Baca Juga: Mahfud MD Mundur dari Menteri Jokowi: Diapresiasi Timnas, Dipertanyakan TPN
Selain itu, Sentot juga didakwa menerima sejumlah aliran uang dari Rosmawati, istri Suharmaji. Dia menerimanya dalam 13 kali pengiriman periode PT AMG melakukan pengapalan material tambang periode 2021-2022. Total transfer yang diterimanya Rp137 juta.
Selama periode 2021-2022, sambung Jaksa, Sentot memerintahkan perwira jaga agar menerbitkan SPB sebanyak 32 kali. Syarat penerbitannya surat pernyataan dari Dinas ESDM NTB atau ‘surat sakti’.
Padahal, permohonan penerbitan SPB untuk material mineral dan batubara harus dilengkapi persetujuan Rencana Kerja dan Anggaran Biaya (RKAB) dari Kementerian ESDM RI. Hal itu sesuai Pasal 8 ayat (2) huruf b Peraturan Menteri Perhubungan RI Nomor: PM.82 Tahun 2014 tentang Tata Cara Penerbitan Persetujuan Berlayar.
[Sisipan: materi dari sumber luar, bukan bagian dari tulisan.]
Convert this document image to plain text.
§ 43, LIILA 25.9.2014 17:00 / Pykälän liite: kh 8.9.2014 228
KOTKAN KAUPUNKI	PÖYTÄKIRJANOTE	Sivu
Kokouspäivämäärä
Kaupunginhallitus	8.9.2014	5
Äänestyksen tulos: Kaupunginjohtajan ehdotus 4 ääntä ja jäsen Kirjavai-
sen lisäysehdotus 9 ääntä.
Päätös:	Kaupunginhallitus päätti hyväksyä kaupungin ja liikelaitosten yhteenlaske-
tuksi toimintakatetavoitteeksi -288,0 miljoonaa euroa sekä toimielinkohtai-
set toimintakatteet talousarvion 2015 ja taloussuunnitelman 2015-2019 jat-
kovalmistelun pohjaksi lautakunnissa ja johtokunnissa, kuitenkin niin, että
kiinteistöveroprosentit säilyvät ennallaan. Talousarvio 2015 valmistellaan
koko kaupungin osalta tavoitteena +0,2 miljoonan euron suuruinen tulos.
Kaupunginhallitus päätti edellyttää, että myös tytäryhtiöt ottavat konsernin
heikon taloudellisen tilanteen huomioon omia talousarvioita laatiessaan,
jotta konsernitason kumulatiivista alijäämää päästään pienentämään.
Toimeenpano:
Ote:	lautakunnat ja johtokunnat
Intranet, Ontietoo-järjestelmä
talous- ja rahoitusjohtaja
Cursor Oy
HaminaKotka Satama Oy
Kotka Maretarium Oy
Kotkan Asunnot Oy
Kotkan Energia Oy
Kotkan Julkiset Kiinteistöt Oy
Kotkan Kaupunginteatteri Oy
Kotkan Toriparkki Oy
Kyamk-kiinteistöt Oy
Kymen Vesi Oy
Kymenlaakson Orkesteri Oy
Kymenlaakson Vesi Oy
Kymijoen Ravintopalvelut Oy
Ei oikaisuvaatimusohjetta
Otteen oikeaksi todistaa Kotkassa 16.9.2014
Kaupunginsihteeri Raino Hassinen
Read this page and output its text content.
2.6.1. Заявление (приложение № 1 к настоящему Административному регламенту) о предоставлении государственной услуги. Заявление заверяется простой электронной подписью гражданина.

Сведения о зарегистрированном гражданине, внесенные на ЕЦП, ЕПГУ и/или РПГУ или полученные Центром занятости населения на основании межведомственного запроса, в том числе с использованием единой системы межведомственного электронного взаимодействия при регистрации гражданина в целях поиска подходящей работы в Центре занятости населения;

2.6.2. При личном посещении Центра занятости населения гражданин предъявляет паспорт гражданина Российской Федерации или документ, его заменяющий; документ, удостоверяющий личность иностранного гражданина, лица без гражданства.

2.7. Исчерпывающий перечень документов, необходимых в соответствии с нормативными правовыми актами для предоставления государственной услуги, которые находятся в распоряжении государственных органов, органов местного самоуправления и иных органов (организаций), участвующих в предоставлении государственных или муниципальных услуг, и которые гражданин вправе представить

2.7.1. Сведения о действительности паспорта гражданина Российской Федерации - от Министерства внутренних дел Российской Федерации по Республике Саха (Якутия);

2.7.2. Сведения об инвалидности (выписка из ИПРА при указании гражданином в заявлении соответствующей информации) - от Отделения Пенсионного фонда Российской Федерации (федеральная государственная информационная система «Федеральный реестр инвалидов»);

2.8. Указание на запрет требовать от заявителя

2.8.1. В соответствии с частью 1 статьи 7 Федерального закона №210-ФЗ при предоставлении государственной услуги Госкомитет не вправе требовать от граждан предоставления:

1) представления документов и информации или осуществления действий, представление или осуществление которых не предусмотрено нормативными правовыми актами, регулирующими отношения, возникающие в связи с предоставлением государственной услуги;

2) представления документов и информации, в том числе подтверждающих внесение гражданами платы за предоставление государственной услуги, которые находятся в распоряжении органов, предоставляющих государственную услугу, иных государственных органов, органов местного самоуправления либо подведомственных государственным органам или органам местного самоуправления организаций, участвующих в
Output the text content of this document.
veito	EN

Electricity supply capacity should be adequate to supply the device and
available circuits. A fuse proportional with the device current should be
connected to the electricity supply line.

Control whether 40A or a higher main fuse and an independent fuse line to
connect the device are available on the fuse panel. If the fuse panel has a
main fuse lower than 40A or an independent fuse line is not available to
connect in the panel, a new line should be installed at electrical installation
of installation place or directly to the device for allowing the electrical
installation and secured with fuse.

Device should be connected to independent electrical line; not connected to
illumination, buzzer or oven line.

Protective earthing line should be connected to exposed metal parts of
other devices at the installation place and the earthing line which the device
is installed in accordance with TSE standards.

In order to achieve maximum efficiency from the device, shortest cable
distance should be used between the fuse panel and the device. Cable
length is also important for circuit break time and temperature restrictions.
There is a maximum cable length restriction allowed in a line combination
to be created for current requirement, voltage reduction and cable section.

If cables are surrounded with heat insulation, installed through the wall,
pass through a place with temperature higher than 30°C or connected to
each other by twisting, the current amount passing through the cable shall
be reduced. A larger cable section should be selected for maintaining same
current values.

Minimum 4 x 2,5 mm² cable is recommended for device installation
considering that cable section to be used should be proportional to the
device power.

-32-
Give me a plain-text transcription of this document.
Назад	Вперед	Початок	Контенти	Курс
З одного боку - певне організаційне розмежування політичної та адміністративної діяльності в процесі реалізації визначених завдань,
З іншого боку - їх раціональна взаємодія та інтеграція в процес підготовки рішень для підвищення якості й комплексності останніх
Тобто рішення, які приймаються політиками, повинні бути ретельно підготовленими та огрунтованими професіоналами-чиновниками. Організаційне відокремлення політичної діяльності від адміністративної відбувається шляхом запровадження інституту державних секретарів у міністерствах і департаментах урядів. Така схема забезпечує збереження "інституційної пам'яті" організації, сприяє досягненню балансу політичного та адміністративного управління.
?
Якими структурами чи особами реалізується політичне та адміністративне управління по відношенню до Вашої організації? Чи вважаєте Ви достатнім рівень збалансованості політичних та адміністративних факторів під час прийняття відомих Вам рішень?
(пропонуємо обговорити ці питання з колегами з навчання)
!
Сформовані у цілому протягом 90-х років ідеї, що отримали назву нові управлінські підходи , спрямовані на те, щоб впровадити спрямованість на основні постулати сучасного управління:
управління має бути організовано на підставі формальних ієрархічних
Dengan begitu, JPU mendakwa Sentot dengan Pasal 2 ayat (1) dan/atau Pasal 3 juncto Pasal 18 Undang-Undang Nomor 31 Tahun 1999 tentang Pemberantasan Tindak Pidana Korupsi sebagaimana telah diubah dengan Undang-Undang Nomor 20 Tahun 2001 jo. Pasal 55 ayat (1) ke-1 KUHP dan/atau Pasal 5 ayat (2) dan/atau Pasal 11 dan/atau Pasal 12 huruf a dan/atau huruf b Undang-Undang Nomor 31 Tahun 1999 tentang Pemberantasan Tindak Pidana Korupsi sebagaimana telah diubah dengan Undang-Undang Nomor 20 Tahun 2001 jo. Pasal 65 ayat (1) KUHP. (KHN)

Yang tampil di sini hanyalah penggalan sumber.